Why should you read this?
You’re wanting to simulate some data for any of the above reasons and more. You need a one-stop-shop to grab some code to adapt to your needs.
What is a probability distribution?
A probability distribution basically maps the likelihood that a given value will occur. This value is typically between two limits, a minimum and maximum value.

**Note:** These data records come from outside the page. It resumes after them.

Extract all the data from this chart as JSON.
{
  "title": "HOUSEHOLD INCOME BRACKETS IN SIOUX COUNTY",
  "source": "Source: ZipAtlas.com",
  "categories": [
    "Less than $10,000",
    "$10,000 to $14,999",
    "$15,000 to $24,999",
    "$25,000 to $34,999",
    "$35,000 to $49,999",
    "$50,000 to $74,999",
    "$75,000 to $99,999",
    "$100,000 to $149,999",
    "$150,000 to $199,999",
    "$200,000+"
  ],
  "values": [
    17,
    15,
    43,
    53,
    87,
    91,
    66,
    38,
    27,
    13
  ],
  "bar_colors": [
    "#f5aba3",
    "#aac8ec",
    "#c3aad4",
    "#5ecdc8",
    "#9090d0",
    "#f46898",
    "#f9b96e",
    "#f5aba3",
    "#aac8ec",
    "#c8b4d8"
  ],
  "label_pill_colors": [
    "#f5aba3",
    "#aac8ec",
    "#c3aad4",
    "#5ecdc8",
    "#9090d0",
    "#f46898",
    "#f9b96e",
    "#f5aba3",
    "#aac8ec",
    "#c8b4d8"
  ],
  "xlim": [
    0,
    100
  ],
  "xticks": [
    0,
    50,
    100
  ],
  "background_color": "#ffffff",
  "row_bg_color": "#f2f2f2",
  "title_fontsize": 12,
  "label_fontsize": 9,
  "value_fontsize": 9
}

The shape of a probability distribution is also guided by key parameters such as the mean (measure of centrality) and the standard deviation (the degree to which values spread out away from the mean) used in a normal or Gaussian probability distribution.
This is an incredibly important concept because all quantitative data can be described by some sort of distribution of probabilities of occurrence.
Probability distributions are often separated between ‘discrete’ and ‘continuous’. Discrete probability distributions are used to describe count outcomes, such as the number of times someone chooses 3 on a questionnaire scale with 6 possible options, or the number of times a dice shows a 5. In contrast, continuous probability distributions are used to describe any variable that can assume any value between two limits.
Some common examples include:
- The likelihood that a participant will be aged 18 years, when participants recruited are between the ages of 13 and 25 years.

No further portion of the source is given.